Rescuecom and American Express are not related cases; they involve totally different aspects of the Lanham Act. But in some ways, they are mirror images of each other and American Express may be analytically helpful in thinking about Rescuecom.

Cutting through the legal analysis (of which there is often very little), the primary driver for those courts that have found infringement in Google's sale of trademarked terms as AdWords is that Google appears to be making money from the trademarks of others. This appears to strike some courts (particularly courts in the jurisdictions where the mark-holders reside) as unfair, or at least unseemly.

But as American Express makes clear, this sort of use is not the subject of trademark protection. As a matter of law, the standards for infringement ("use in commerce") and protection (used "to identify and distinguish" goods) are markedly different, but analytically and as a matter of policy they are very similar.

The Lanham Act is designed, at root, to protect against consumer confusion, not to reward trademark owners for their inventiveness in coming up with marks in the abstract; protecting creativity is the province of copyright, not trademark. So the fact that Google makes money from a trademark that another party created and registered should not, in itself, be relevant to the analysis of whether it has used that mark in commerce.

Thus the question in Rescuecom should be whether Google is using Rescuecom's mark in a manner that confuses consumers as to the origin of its own goods - here the advertisements (or perhaps the search results) it serves.

On the search engine business model, it is hard to see how that is the case. Not every use of a mark is an infringement, and it may be that the Second Circuit can shift the tide in this area (assuming it supports the position its lower courts have taken up until now).

If history is any guide, however, higher authority may be necessary to repair what is, for now, a multi-billion dollar split.

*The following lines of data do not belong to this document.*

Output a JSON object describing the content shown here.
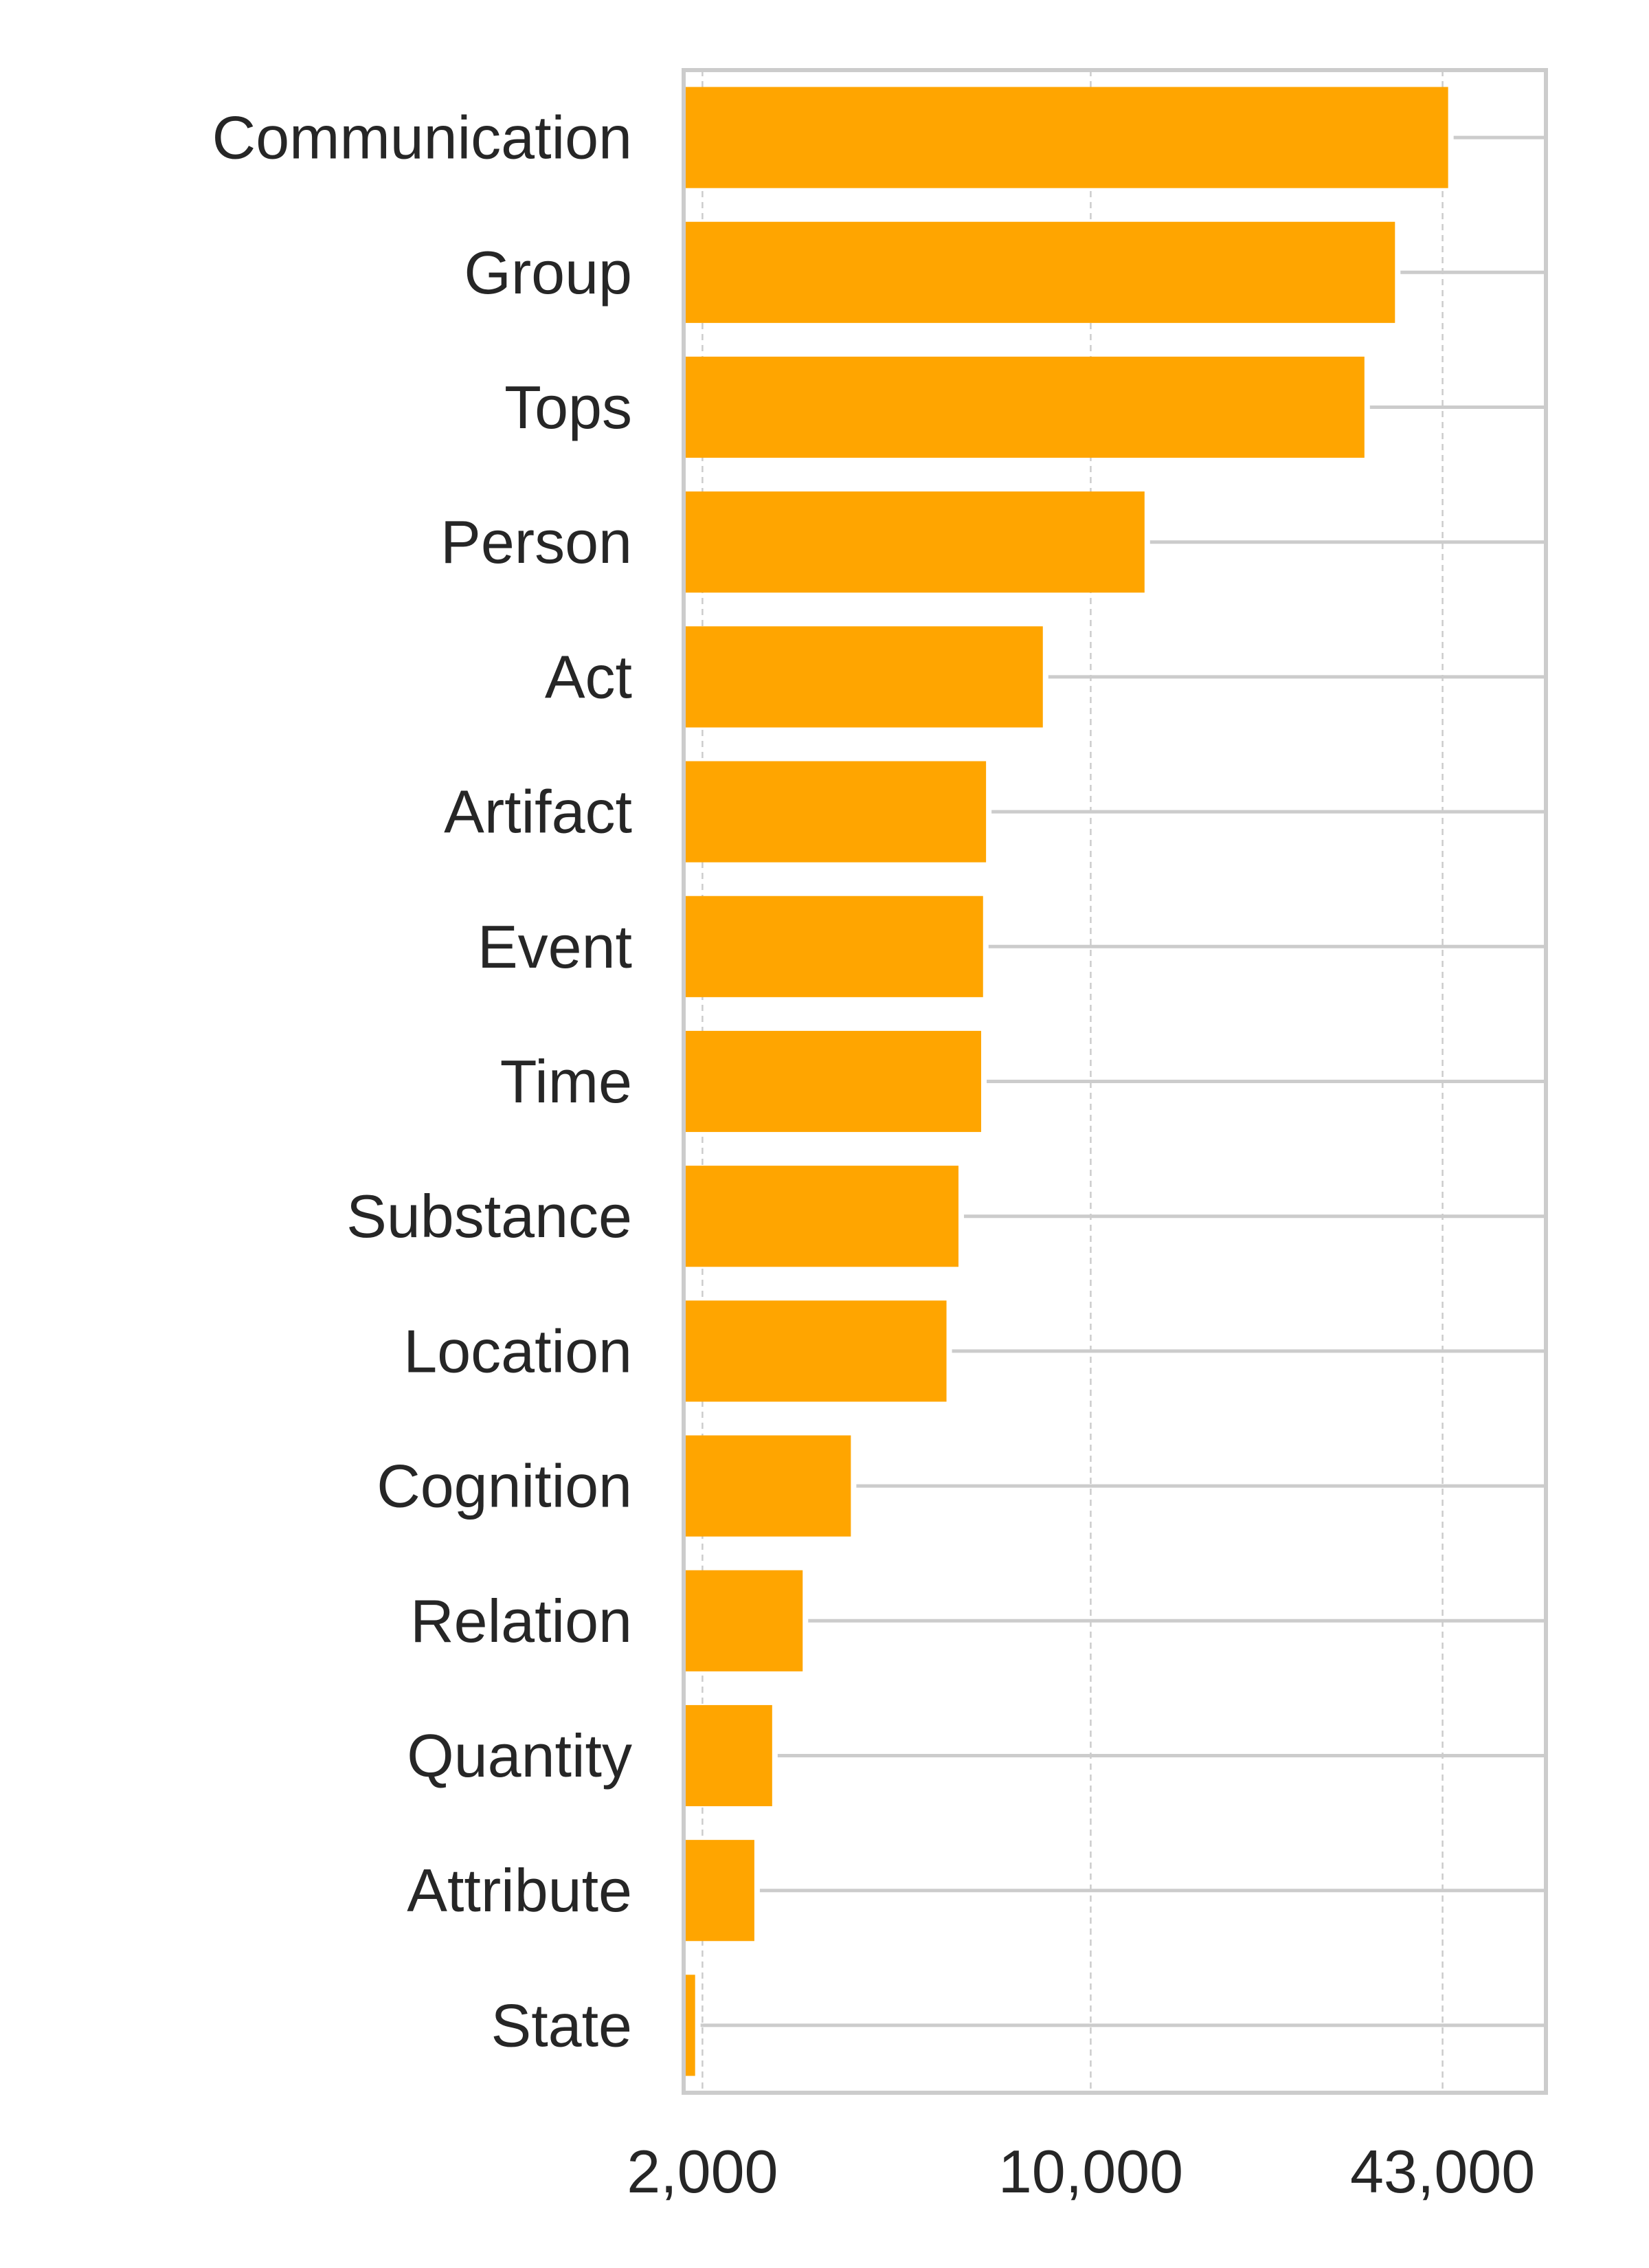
{
  "chart_data": {
    "type": "bar",
    "orientation": "horizontal",
    "scale": "log",
    "categories": [
      "Communication",
      "Group",
      "Tops",
      "Person",
      "Act",
      "Artifact",
      "Event",
      "Time",
      "Substance",
      "Location",
      "Cognition",
      "Relation",
      "Quantity",
      "Attribute",
      "State"
    ],
    "values": [
      44000,
      35300,
      31100,
      12500,
      8200,
      6480,
      6400,
      6350,
      5780,
      5500,
      3700,
      3030,
      2670,
      2480,
      1940
    ],
    "xticks": [
      2000,
      10000,
      43000
    ],
    "xtick_labels": [
      "2,000",
      "10,000",
      "43,000"
    ],
    "xlim": [
      1850,
      66000
    ],
    "title": "",
    "xlabel": "",
    "ylabel": "",
    "grid": true,
    "bar_color": "#FFA500",
    "grid_color": "#cccccc",
    "frame_color": "#cccccc"
  }
}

Stephen M. Kramarsky, a member of Dewey Pegno & Kramarsky, focuses on complex intellectual property litigation.

Endnotes:

1. Rescuecom Corp. v. Google Inc., 456 F.Supp.2d 393 (NDNY, 2006). An "AdWord" is a keyword that triggers the buyer's advertisements to appear alongside search results for searches that include the purchased term. The sale of "Rescuecom" as an AdWord to Rescuecom's competitors thus causes competing advertisements to appear each time a user searches on Google for Rescuecom.

2. 15 U.S.C. §§1114(1)(a), 1125(a).

3. 414 F.3d 400 (2d Cir. 2005).

4. 15 U.S.C. §1127(1). The definition for "use in commerce" in connection with services is similar.

5. Docket No. 06-2184-CV, F.3d, 2008 WL 281823 (2d Cir. Feb. 4, 2008).

6. 15 U.S.C. §1127.

7. American Express, 2008 WL 281823, at *3 citing EMI Catalogue P'ship v. Hill, Holliday, Connors, Cosmopulos Inc., 228 F.3d 56, 63 (2d Cir. 2000).